Liver transplant, therapies mean longer life with hATTR, data show
60 years of records show treatments significantly improve survival
Undergoing a liver transplant and/or receiving disease-modifying treatments significantly improves survival in people with hereditary transthyretin amyloidosis (hATTR), a group of diseases that includes hATTR with polyneuropathy, or familial amyloid polyneuropathy (FAP).
Disease-modifying drugs were significantly associated with a 78% lower chance of death, while liver transplant was linked to a 61% reduced chance, according to data from a Swedish registry.
The study, “Sixty years of experience with hereditary transthyretin amyloidosis: Insights from the Swedish transthyretin amyloidosis registry,” was published in the Journal of Internal Medicine.
hATTR, also known as ATTRv, is typically caused by mutations in the TTR gene that result in the formation of a faulty transthyretin (TTR) protein, which is prone to forming toxic clumps called amyloid fibrils.
In people with hATTR with polyneuropathy, these fibrils mainly accumulate in the peripheral nerves (the nerves found outside the brain and spinal cord), causing nerve damage, or polyneuropathy. When these clumps build up mainly in the heart, the disease is called hATTR with cardiomyopathy (heart damage). People with hATTR can have both polyneuropathy and cardiomyopathy, known as a mixed phenotype.
Analyzing patient data
While there is no cure for hATTR, approved treatments, including liver transplant and medications designed to reduce TTR production, have substantially improved outcomes with the rare, progressive disease.
The researchers analyzed data from SveATTR, a Swedish web-based registry of ATTR patients. The registry was established in 2020, but includes data from a previous database that was started in the 1960s. The researchers estimated that it covers about 85% of Swedish people with ATTR.
Their analysis covered 1,055 hATTR patients who were registered up to December 2022. They were mainly men (65%), and had a mean age of 64 at disease onset and 68 at diagnosis.

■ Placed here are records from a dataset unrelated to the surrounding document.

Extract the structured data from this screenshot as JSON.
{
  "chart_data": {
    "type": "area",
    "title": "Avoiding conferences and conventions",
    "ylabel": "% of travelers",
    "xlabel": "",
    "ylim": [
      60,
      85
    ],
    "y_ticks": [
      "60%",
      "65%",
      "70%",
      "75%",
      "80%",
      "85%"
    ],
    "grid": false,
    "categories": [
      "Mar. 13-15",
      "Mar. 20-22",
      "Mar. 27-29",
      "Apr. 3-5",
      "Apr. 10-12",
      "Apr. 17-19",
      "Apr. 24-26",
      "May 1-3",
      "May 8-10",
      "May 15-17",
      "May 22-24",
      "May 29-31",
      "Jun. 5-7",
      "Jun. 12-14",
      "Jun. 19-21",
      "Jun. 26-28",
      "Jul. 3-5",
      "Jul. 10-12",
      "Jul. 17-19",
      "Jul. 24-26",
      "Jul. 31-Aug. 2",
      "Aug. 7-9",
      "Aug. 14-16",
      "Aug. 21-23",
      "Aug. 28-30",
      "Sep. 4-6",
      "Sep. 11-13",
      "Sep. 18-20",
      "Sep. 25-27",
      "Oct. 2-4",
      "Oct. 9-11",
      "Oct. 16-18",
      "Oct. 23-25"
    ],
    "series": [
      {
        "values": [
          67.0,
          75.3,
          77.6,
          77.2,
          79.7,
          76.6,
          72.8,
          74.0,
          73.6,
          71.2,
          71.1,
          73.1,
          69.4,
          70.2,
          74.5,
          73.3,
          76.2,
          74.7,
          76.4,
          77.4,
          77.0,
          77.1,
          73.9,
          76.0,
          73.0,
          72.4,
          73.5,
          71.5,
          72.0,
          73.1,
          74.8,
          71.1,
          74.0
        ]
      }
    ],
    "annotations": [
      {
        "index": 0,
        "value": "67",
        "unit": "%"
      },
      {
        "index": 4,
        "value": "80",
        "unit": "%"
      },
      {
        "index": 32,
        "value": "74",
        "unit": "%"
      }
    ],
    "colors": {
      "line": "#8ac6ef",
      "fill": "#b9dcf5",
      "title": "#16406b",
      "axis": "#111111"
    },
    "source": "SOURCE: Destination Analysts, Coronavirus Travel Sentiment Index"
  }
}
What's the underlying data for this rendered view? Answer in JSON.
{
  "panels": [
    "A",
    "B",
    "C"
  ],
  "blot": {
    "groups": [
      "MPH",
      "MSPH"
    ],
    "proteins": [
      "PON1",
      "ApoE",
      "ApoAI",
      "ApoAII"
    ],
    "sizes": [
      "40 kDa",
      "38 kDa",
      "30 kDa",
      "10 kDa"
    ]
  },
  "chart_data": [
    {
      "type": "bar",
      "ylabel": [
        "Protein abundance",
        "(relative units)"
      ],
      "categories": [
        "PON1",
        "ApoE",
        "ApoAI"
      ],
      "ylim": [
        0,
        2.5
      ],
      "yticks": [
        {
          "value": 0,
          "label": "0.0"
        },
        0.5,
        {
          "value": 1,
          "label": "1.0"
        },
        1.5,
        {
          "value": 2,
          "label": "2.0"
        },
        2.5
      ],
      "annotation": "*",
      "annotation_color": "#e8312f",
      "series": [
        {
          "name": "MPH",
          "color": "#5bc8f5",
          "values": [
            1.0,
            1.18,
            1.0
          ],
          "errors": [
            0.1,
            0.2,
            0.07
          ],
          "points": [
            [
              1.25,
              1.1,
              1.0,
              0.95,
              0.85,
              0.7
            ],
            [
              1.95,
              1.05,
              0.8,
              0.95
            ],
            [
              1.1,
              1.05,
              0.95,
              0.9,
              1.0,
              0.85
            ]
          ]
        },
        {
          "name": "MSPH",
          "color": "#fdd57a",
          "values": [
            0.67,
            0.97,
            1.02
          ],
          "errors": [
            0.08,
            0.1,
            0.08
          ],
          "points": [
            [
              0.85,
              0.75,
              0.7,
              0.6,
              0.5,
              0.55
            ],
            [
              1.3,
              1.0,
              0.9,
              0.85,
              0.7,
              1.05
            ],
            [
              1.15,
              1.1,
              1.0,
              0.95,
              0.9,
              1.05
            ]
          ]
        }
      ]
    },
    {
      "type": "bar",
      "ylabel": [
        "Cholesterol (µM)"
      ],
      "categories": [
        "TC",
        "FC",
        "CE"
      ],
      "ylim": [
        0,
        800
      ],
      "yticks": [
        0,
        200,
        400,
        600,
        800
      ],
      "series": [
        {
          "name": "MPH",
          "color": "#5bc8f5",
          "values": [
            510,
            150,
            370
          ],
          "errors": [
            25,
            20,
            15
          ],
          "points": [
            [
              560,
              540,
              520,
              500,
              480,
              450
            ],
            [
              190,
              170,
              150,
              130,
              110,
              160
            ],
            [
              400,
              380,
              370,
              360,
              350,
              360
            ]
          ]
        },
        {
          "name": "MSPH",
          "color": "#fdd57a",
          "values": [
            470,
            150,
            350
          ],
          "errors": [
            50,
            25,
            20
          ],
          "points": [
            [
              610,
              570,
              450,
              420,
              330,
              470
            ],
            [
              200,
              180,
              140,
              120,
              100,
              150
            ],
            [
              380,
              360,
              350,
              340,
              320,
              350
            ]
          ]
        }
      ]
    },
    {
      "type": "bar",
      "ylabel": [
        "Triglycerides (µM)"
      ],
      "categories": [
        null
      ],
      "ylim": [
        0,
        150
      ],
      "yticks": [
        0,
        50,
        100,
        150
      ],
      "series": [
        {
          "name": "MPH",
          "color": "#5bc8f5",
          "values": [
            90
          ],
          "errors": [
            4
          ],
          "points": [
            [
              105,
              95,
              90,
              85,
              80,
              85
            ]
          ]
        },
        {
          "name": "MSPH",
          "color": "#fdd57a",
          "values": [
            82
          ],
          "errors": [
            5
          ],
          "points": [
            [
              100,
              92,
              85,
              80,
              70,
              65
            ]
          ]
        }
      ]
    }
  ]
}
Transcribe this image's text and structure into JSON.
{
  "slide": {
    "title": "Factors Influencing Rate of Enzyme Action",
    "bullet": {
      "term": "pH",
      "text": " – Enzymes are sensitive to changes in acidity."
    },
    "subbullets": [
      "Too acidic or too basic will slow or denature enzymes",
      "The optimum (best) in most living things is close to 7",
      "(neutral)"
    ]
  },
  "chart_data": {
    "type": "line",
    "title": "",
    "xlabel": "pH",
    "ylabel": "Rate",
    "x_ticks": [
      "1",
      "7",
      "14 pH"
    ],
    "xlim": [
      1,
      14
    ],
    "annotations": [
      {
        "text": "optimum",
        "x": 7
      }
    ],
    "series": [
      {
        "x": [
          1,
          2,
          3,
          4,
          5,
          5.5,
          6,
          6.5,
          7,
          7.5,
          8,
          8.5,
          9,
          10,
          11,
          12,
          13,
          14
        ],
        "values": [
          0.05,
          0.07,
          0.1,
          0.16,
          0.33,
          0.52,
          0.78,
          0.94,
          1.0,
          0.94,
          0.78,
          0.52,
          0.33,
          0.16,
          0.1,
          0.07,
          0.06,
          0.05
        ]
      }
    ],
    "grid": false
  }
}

Almost all (95%) carried the V30M mutation of the TTR gene, the most common FAP-causing mutation. Most (79%) had late-onset disease, meaning it occurred at age 50 or older. Polyneuropathy was the most common symptom (87% of patients), followed by heart problems (10%).
“Our study confirms that the Swedish patient cohort is characterized by late-onset ATTRV30M amyloidosis with … mixed phenotype,” the researchers wrote.
Heart problems were significantly more frequent in men (12%) than in women (7%) and in participants without polyneuropathy (37%) than in those with the condition (6%). Those with late-onset disease also had a significantly higher incidence of heart issues (12%) than those with the early-onset form (3%) and a lower frequency of polyneuropathy symptoms (86% vs. 94%).
Heart involvement was only documented in participants diagnosed from 1990 onwards and affected up to 55% of them. Overall, 122 patients, most of them men, received a pacemaker — a device used to help regulate heartbeat — as a preventive measure or to treat abnormal heart rhythm.
Some 159 participants (15%) underwent liver transplants at a median of about two years after diagnosis. Six people had heart transplants, and two received kidney transplants.
A total of 223 people (22%), 70% of them men, received disease-modifying medications. These included tafamidis (14%), diflunisal (11%), Onpattro (patisiran, 4%), doxycycline and ursodeoxycholic acid (2%), and Tegsedi (inotersen, 2%). The median time from diagnosis to initiation of the first treatment was about eight months.
Ten patients underwent liver transplants and received disease-modifying drugs.
By the end of the study, 32% of participants were still alive, with a median survival time of 11.6 years since disease onset. Median survival time was 11.5 years for men and 12.5 years for women. For people with late-onset disease, survival time was 10.4 years, compared with 21.5 years for those with early-onset disease.
The most frequent causes of death included unspecified complications of amyloidosis (39%), heart failure (15%), and infection (11%).
Statistical analyses showed that age at disease onset, polyneuropathy at disease onset, carrying a non-V30M mutation, and diagnostic period were significant predictors of mortality. Having a non-V30M variant was linked to a nearly five times higher chance of death, while not having polyneuropathy at onset was linked to a 54% higher chance.
“Patients without peripheral polyneuropathy at disease onset and patients with non-V30M variants will require tailored management to further improve their clinical outcomes,” the researchers wrote.
Compared with patients diagnosed before 1990, those diagnosed after had a lower risk of death: 35% in the 1990-2010 period and 61% in the 2011-2022 period, likely reflecting advancements in treatment strategies, the team noted.
“Future studies will hopefully be able to include most follow-up variables and present more detailed evaluations of the disease-modifying therapies,” the researchers wrote.